Сруб наш сосновый за ночь таинственным образом превратился в красногранитный зиккурат. На крыше его нахально лыбились запланированные нами уроды Земли Русской. Тут были все «наши» — хромые и горбатые, грозные и темные, блаженные и кровавые, кроткие и удалые, тишайшие и безумные, меченые и калеченые. Они стояли спиной к блоку с прорезами и совсем не интересовались тем, что происходит внутри, они смотрели вниз, на площадь.
А по площади двигалась бесконечная людская очередь. Хвост ее терялся где-то в конце Арбата, а вся она медленно заползала в распахнутую, дымную дверь нашего страшного здания. На подходе люди восторженно впивались глазами в лица своих неуязвимых вождей, склоняли головы у гранитной двери, скользили меж двух стрельцов, исчезали за порогом зиккурата.
Никто не сопротивлялся всеобщему движению в тар-тарары, и назад не возвращался никто.
— Вот уроды! — обобщенно выдохнул Писец, хоть вывеску на фасаде уже успели заменить, — написано на ней было какое-то другое, тоже пятибуквенное слово.
Мы с Историком молчали.
Он — в удовлетворении, а я — в отчаянии от непротивления великого народа, бессильного перед горсткой негодяев, перед случайным несчастьем, перед страшным и необратимым временем.
Так и простояли мы, разинув рты, дотемна...
Мы вышли из Дикого Поля и уже прошли мимо белых мазанок и вербных плетней, когда тонкий серп огромной Луны взошел над Диканькой. Звезды высыпали чистые и частые. На горизонте разом издохли дымные отсветы нелепых и грешных городов, и звезды стали еще ярче, а воздух — чище, какими только и должны быть звезды и воздух над нашей землёй.
Дышалось легко, дорога стелилась белым полотном, и к полуночи мы вышли к Реке. Как оказались мы на том, высоком берегу, не помнит никто из нас.
Мы стояли на взгорье, обернувшись лицом к Полю, и первая русская улица поднималась от Реки к нашим ногам.
Писец вздрогнул и покосился вбок, — там, в лунной тени проступил силуэт человека в длинном плаще и с огромным крестом.
А Луна забиралась всё выше, выше; серп её на глазах оборачивался безобманной серебряной монетой. Это кончалось над нашей страной многовековое затмение.
Лунная дорожка легла на черную днепровскую воду и соединилась с покатой колеёй Боричева Взвоза. И тогда мы увидели, что по ней тянется длинная вереница серых точек, выходящих, как и мы, из Поля. Это были люди...

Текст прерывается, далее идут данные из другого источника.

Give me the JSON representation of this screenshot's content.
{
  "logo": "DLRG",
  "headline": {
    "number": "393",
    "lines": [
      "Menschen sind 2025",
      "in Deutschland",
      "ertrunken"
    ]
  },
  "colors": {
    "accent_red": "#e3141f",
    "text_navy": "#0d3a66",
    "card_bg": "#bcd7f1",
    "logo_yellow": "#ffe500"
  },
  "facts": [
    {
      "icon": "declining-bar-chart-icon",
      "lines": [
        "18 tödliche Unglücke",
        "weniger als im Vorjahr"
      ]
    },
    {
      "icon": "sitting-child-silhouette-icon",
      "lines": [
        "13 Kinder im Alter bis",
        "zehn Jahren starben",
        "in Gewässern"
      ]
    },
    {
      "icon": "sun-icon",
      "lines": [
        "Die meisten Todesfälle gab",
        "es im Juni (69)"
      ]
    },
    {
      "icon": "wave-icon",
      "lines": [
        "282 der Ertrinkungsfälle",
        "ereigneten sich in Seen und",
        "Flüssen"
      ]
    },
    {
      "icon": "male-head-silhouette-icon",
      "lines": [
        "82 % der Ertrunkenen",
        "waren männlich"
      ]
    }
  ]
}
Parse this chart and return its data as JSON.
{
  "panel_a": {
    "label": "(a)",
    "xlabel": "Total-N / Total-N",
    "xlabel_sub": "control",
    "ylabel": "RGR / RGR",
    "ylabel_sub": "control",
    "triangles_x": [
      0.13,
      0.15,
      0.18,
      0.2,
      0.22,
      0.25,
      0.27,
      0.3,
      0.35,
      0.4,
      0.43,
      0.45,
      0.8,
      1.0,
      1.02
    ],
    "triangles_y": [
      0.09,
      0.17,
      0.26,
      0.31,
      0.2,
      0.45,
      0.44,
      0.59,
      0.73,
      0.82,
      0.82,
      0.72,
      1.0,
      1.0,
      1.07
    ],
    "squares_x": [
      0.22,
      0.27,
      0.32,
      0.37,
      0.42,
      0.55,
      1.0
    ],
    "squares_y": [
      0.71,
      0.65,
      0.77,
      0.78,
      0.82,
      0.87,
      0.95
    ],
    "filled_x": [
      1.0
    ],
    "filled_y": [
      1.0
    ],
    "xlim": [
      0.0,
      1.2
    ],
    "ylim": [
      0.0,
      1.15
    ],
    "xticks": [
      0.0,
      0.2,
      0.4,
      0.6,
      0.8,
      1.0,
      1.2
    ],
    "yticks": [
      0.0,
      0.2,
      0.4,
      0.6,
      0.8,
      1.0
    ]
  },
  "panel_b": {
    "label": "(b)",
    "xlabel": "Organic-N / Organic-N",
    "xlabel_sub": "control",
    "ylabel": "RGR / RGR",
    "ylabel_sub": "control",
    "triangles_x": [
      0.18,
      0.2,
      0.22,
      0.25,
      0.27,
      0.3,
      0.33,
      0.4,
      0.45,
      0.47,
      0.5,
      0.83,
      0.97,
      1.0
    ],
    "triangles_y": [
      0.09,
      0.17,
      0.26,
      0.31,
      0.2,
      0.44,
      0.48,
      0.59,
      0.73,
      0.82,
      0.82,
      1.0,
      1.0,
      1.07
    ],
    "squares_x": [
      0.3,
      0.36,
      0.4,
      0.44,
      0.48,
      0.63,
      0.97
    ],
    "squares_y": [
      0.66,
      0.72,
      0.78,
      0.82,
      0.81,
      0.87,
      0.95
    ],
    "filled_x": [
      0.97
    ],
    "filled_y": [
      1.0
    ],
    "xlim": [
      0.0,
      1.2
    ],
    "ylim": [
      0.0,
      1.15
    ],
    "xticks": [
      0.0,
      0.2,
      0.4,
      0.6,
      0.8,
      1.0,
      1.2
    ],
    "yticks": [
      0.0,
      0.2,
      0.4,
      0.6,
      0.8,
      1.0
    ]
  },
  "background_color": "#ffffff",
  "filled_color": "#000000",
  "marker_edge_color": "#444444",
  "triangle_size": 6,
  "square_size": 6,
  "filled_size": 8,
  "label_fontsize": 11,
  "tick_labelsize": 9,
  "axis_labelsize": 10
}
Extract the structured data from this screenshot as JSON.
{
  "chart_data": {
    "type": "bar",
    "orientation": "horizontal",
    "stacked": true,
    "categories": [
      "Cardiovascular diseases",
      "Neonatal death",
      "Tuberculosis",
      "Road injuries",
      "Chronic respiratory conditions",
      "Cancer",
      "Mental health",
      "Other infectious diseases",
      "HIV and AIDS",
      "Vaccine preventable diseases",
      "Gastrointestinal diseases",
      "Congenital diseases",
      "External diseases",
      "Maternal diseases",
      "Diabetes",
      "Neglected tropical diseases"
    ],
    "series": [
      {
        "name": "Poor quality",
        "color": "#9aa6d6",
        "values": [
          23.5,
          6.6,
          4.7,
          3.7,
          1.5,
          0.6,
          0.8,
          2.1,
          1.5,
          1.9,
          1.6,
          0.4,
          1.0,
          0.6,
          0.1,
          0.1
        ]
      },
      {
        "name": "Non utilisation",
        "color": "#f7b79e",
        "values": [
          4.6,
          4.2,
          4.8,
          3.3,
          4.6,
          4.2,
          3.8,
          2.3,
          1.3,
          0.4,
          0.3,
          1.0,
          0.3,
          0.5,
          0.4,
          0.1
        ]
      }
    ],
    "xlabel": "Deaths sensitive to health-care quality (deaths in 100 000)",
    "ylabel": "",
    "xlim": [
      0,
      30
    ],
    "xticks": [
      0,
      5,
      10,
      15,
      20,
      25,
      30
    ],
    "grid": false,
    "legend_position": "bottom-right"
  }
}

Куда-то делись истошные крики цикад, пространство вокруг наполнилось новыми звуками, и стал слышен шорох одежд, топот ног и копыт, скрип повозок, многоголосый ропот и музыка. И то ли всё Поле покрылось кострами, то ли это звёзды отражались в белом ковыльном зеркале.
Люди шли неспеша, но и быстро. Пройдя по воде, они поднимались в гору, приближались, расходились на четыре тропинки и скользили мимо каждого из нас.
Да, а кто это оказался с нами четвертым? Это здоровенный, бородатый мужик в плаще, отливающем лунной бронзой, оставил свое прежнее место и теперь тяжело и гулко дышал рядом с Писцом.
Я оглянулся, — крест его стоял одиноко...
А Луна застыла в днепровском зените, и вместе с ней остановилось само Время, — очень уж многое нужно было успеть в эту ночь. И всю ночь шли мимо нас четверых наши люди.
Не знаю, как другие, а я не узнавал никого из своих и был рад, что они просто есть.